Militaires et lutte contre le jihadisme

Mercredi 22 mars, lors de cette visite au Tchad, la présidente du Front national doit aussi rencontrer les militaires français de l'opération Barkhane de lutte contre les groupes jihadistes dans le Sahel. L'état-major de la force est installé à N'Djamena. "Tous les candidats qui en font la demande peuvent se rendre sur les théâtres d'opérations", avait-on expliqué vendredi dans l'entourage du ministre français de la Défense Jean-Yves Le Drian.

En quête de crédibilité régalienne, Marine Le Pen sait le potentiel que peuvent avoir des photos en compagnie de soldats en uniforme. Surtout dans un cadre où il s'agit de parler de la lutte contre le jihadisme, thème qu'elle surexploite, même si ses réelles connaissances de la chose militaire restent à démontrer.

Des contestations sur place

Seule ombre au tableau, le parti d'opposition (l'Union nationale pour le développement et le renouveau), qui "s'oppose catégoriquement" à sa venue, la qualifiant de "candidate de l'extrême droite raciste et xénophobe à l'élection présidentielle en France".

"Mme Le Pen a été la première personnalité française à féliciter Idriss Déby après son coup d'Etat électoral. Vient-elle au Tchad pour récolter la récompense de ce minable geste?", s'interroge l'UNDR. "L'UNDR est un parti socialiste lié au PS français. Je ne m'attendais pas à ce qu'il m'accueille avec des fleurs!", a-t-elle déclaré sur place.

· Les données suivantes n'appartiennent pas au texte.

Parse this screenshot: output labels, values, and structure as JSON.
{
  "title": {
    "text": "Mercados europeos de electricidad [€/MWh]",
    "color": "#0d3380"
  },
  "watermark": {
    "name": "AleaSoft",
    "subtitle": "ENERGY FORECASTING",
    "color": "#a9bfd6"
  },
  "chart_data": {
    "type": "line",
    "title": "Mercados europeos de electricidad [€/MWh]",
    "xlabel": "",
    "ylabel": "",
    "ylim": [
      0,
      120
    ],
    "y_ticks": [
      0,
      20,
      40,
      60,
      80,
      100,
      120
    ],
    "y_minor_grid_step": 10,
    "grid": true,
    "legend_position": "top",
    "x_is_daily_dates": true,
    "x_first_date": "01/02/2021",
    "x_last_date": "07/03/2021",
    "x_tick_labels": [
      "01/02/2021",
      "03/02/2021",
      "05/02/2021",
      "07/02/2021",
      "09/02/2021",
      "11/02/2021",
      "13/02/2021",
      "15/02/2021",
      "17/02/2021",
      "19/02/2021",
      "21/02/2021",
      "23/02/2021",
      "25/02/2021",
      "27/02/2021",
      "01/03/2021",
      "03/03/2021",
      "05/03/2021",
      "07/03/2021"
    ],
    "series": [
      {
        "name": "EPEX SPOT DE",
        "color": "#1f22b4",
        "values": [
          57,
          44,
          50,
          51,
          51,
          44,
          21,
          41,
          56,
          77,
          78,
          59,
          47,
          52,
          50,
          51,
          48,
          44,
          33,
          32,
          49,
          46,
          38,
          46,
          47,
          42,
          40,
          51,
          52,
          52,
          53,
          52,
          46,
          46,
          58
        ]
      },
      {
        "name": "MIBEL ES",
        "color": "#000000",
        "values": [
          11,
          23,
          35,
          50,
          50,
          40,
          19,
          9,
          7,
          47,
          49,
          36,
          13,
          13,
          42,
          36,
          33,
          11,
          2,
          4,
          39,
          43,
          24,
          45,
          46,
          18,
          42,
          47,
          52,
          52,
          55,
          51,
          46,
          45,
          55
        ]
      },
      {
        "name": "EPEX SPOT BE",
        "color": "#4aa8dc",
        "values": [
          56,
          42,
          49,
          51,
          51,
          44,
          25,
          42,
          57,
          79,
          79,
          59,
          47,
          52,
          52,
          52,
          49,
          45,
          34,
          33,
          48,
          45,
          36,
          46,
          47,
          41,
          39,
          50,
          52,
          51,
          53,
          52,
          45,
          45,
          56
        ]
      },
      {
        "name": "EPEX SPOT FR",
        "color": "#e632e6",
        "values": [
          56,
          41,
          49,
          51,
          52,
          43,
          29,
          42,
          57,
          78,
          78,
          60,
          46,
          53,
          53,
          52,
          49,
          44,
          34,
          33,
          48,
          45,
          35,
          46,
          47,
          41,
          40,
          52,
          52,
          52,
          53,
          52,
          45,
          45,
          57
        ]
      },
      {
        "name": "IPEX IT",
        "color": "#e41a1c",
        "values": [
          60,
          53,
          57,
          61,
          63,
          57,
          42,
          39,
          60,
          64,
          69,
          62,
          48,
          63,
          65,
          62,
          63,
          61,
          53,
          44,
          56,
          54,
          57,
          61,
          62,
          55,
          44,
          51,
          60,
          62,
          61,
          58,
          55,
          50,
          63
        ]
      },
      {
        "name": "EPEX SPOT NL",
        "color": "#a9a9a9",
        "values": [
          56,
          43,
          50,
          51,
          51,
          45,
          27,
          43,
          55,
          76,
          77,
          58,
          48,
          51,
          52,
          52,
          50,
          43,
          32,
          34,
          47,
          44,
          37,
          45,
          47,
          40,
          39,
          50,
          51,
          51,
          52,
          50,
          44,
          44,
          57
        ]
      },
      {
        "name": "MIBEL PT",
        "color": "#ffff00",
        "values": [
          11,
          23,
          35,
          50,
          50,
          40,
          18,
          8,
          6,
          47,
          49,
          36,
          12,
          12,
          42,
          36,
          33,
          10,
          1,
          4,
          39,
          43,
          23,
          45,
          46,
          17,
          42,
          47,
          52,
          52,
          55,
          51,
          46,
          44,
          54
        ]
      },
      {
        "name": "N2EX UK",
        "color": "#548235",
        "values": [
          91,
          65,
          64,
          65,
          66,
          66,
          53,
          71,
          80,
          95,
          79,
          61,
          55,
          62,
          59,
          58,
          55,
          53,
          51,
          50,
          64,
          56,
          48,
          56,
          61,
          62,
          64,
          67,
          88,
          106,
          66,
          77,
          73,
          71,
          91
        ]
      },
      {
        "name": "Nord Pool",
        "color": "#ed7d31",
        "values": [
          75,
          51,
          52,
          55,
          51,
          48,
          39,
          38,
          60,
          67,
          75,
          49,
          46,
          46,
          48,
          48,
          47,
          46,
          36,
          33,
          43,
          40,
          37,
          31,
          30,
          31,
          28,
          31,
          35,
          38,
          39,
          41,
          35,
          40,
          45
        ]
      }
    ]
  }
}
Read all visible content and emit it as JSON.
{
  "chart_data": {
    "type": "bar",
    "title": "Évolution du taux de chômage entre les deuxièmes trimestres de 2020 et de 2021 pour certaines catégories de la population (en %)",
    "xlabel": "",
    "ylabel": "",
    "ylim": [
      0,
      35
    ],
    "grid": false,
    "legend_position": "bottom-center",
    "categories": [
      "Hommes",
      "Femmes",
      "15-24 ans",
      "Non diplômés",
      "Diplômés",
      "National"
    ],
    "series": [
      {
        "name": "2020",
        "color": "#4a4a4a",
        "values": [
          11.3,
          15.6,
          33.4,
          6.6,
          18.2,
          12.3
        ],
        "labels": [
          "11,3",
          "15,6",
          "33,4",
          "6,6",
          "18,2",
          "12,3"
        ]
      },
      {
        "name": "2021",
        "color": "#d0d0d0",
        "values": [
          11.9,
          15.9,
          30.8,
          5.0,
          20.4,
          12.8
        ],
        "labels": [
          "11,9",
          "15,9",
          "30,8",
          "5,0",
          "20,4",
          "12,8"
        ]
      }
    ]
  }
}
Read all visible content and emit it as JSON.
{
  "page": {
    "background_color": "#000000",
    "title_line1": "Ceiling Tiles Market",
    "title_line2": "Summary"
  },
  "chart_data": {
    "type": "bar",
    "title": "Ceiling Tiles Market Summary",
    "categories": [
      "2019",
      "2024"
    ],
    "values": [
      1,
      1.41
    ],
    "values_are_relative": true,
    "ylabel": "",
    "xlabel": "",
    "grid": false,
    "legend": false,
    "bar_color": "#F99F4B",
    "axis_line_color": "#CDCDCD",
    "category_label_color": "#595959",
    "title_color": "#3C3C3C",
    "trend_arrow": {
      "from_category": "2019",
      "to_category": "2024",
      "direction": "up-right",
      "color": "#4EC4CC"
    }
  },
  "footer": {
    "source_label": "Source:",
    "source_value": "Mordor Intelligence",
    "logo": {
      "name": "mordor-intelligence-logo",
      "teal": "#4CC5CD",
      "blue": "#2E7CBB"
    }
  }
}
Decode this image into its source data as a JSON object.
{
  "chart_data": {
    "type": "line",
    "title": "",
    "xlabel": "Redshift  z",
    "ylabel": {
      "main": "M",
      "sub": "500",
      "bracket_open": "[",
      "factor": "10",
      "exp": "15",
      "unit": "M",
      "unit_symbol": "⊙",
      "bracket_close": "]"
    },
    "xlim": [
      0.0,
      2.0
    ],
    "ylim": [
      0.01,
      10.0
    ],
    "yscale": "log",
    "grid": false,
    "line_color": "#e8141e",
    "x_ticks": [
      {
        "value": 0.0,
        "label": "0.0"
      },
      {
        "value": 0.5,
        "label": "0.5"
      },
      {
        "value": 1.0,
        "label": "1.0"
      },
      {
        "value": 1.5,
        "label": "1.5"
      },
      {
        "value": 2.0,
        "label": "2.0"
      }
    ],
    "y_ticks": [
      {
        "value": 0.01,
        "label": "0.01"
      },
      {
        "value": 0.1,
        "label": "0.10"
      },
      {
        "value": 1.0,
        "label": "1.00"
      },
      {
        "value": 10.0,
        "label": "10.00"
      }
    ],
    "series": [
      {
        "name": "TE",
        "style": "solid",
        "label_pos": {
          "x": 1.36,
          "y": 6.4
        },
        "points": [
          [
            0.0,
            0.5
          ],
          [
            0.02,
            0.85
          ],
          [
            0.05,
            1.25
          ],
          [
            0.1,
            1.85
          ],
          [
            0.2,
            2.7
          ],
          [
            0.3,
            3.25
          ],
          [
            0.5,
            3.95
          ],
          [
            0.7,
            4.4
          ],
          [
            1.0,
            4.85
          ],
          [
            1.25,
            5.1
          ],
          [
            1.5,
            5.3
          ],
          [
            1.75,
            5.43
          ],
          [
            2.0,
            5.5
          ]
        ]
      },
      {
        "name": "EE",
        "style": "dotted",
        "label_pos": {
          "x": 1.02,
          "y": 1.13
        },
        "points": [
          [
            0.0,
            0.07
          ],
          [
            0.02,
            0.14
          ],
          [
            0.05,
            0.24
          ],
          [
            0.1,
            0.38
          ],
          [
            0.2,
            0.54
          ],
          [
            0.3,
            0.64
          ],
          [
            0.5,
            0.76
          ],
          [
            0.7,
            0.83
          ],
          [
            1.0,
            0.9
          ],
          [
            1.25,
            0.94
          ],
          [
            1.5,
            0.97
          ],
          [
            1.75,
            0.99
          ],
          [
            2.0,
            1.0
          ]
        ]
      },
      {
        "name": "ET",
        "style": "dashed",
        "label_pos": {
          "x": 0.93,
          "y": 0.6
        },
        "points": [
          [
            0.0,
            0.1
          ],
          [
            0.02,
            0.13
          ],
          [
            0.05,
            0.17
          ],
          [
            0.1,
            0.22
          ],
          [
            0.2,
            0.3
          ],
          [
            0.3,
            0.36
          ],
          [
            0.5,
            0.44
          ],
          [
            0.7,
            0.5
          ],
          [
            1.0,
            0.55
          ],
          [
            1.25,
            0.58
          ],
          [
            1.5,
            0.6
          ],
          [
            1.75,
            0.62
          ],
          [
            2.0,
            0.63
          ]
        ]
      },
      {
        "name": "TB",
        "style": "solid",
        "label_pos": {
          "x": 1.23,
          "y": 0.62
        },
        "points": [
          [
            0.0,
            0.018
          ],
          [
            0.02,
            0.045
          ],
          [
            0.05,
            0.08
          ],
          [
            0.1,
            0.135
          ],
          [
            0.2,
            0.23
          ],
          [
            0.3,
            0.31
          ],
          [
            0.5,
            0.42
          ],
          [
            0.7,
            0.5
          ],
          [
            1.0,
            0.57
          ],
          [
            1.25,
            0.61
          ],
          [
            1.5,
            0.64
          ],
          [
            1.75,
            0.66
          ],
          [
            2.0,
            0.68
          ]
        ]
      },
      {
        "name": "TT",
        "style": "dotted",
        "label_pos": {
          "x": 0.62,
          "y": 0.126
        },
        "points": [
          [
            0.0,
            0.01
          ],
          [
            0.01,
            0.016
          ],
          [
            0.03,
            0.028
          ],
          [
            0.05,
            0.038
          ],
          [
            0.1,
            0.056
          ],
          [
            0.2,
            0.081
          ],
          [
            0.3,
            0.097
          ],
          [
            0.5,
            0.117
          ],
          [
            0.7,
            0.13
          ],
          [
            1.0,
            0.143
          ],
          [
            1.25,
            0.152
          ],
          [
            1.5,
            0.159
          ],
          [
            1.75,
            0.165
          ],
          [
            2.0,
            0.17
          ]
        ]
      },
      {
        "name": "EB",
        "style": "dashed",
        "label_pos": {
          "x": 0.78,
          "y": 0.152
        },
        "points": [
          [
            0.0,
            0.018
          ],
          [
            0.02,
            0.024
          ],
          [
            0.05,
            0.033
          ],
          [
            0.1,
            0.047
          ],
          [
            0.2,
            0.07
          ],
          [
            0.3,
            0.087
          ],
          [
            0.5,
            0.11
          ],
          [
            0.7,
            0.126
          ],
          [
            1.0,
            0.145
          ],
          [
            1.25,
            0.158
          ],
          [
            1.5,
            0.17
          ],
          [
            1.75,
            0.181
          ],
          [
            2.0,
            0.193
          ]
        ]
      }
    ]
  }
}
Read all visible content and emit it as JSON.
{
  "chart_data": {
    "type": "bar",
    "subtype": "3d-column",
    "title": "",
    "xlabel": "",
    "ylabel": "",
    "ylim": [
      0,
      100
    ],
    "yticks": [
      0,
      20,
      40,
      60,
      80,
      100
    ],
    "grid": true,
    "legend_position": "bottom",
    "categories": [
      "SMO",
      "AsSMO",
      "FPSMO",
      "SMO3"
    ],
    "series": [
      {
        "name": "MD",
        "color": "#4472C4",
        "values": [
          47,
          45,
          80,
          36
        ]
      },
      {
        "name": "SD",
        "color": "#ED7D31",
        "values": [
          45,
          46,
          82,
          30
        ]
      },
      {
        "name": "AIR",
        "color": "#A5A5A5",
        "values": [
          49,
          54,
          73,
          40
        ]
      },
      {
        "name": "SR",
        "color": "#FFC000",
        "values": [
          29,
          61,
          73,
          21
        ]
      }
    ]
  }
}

Autre difficulté, le ministère de la Défense a posé une condition à sa visite des troupes françaises: interdiction de s'y rendre avec des journalistes.

Ce sera donc via ses réseaux sociaux que la présidente du FN sera contrainte de communiquer sur sa venue. Ce qui, au regard de la force de frappe de ses soutiens sur le Web, n'est pas véritablement un problème pour Marine Le Pen.